The official said Ankara and Moscow are taking advantage of confusing diplomatic signals from Trump’s team about future U.S. policy in Syria.

“They will do what they can in the next two months,” said the official. “The expectation is they will put pressure on” to take more territory.

Both countries were “in a wait and see mode” before the election, the official said, adding that Russian and Turkish diplomats and intelligence officials were watching see how U.S. strategy in Syria might change after election day.

Both apparently see opportunities now that Trump has won.

In the past week, Russia and its ally Syrian President Bashar Assad have stepped up their attacks on rebel forces in Aleppo.

After a three-week lull in air attacks, Assad’s forces spent the last three days dropping barrel bombs and other munitions on Aleppo’s hospitals, blood banks and other facilities, according to human rights groups, while Russia launched air attacks from the sea.

U.S. intelligence officials expect Russia’s escalation in bombings to continue, James R. Clapper told lawmakers Thursday during a House Intelligence Committee hearing, and that will hurt opposition fighters’ “morale and willingness to fight.”


The Russian airstrikes support Assad’s efforts to defeat the rebels, Clapper said, and allows Assad to resist negotiating an end to a conflict that began in 2011 and has taken an estimated 400,000 lives.

Russia is “increasingly putting more pressure on oppositionists in Aleppo, indiscriminately bombing women, children, hospitals, this sort of thing,” Clapper said.

Trump has vowed to extend a hand to Moscow to see if U.S. and Russian authorities could work together more to resolve the crisis.

Trump spoke via telephone on Monday with Russian President Vladimir Putin, a conversation that the Kremlin said centered on their common resolve to fight “international terrorism and extremism.”

Turkish air and ground forces, joined by Syrian rebel fighters, are near the Islamic State-held town of Al Bab, which is 25 miles from the Turkish border. They will try to recapture the city without support from the U.S.-led coalition.

“This is something that [Turkey] decided to do independently,” Col. John Dorrian, spokesman for U.S. forces in Iraq, told reporters Wednesday via teleconference.

Turkey’s push is seen as a move to create a buffer zone between their border and Syrian Kurdish fighters who are aligned with Turkey’s Kurdistan Workers’ Party, or PKK. The group has waged an insurgency in Turkey for decades and is viewed by the Ankara government as a terrorist force.
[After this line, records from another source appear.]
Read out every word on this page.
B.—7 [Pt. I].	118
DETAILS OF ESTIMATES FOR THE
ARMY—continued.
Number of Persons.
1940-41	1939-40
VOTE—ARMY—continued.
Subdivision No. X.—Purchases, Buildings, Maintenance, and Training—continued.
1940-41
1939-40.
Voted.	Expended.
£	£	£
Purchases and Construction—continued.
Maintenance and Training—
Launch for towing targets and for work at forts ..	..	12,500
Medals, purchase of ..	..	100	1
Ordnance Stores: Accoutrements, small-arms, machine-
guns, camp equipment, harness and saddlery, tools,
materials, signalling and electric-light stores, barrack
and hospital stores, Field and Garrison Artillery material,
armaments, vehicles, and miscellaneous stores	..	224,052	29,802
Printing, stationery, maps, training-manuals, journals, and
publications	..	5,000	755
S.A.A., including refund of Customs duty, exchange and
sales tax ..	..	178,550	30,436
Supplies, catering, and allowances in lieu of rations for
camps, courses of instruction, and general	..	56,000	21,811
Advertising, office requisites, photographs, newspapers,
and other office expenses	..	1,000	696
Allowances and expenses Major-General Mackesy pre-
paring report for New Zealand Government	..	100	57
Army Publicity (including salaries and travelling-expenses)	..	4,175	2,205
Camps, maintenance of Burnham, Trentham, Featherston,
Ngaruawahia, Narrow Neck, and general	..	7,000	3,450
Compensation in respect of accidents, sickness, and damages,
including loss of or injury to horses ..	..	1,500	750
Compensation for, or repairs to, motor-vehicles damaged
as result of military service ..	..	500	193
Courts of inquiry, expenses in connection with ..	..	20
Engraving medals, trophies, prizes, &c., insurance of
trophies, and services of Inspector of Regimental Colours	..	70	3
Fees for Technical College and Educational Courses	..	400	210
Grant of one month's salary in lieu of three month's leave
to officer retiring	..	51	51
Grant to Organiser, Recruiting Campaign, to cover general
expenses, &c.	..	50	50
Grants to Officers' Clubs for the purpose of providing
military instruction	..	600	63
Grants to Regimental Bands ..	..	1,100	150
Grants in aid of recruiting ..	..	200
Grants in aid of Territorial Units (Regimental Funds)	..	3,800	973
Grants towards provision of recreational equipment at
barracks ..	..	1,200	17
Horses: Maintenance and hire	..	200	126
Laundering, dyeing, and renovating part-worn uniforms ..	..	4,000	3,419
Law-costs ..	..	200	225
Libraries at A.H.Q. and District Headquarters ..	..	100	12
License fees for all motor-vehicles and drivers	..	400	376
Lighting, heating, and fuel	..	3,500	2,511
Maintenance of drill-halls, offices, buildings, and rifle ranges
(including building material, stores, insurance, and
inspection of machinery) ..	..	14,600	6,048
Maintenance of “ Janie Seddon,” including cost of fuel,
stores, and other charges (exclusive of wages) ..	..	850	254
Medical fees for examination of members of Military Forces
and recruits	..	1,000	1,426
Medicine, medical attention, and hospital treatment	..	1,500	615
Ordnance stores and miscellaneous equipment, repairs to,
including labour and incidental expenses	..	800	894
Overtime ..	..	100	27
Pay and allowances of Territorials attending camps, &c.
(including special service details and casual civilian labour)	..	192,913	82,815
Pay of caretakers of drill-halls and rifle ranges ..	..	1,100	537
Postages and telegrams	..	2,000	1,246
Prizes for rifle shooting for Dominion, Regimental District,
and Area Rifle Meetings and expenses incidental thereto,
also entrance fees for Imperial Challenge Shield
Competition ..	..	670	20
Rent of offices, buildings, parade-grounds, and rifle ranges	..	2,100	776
Retired Lt. Gen. Michael Flynn, a contender to be Trump’s national security advisor, has been a staunch backer of Turkish President Recep Tayyip Erdogan’s government.

The Obama administration expressed concern after an attempted armed coup in July led to a harsh government crackdown on supposed opposition members. Thousands of Turkish politicians, military officers, journalists and others were fired or jailed.

“Both Turkey and Russia are posturing for position on the Syria chessboard,” said Nicholas A. Heras, a Middle East researcher at the Center for a New American Security, a think tank in Washington.

Heras said Turkey’s offensive in northern Syria is intended to prevent Kurdish militias in the east and the west from joining forces and creating a band of Kurdish held territory from Iraq to the Mediterranean. It also will make it harder for Assad to reconquer the border area.

In his first remarks since the U.S. election, Assad told Portugal’s public broadcaster this week that Trump would be “a natural ally, together with the Russians, Iranians and many other countries.”

Anthony Cordesman, a former State and Defense department official now at the nonpartisan Center for Strategic and International Studies in Washington, said Trump has not offered specifics on his plans for Syria, and the statements he has made have been contradictory.

“He needs to define his policies toward Syria early on because other nations, like Russia and Turkey, have clear interests,” he said. “They will continue to push the limits until they are told there are consequences.”

Trump admitted in a radio interview last December that he had a conflict of interest in dealing with Turkey because he has property there.

“I have a little conflict of interest, because I have a major, major building in Istanbul,” Trump said. “It’s called Trump Towers. Two towers, instead of one. Not the usual one, it’s two. And I’ve gotten to know Turkey very well.”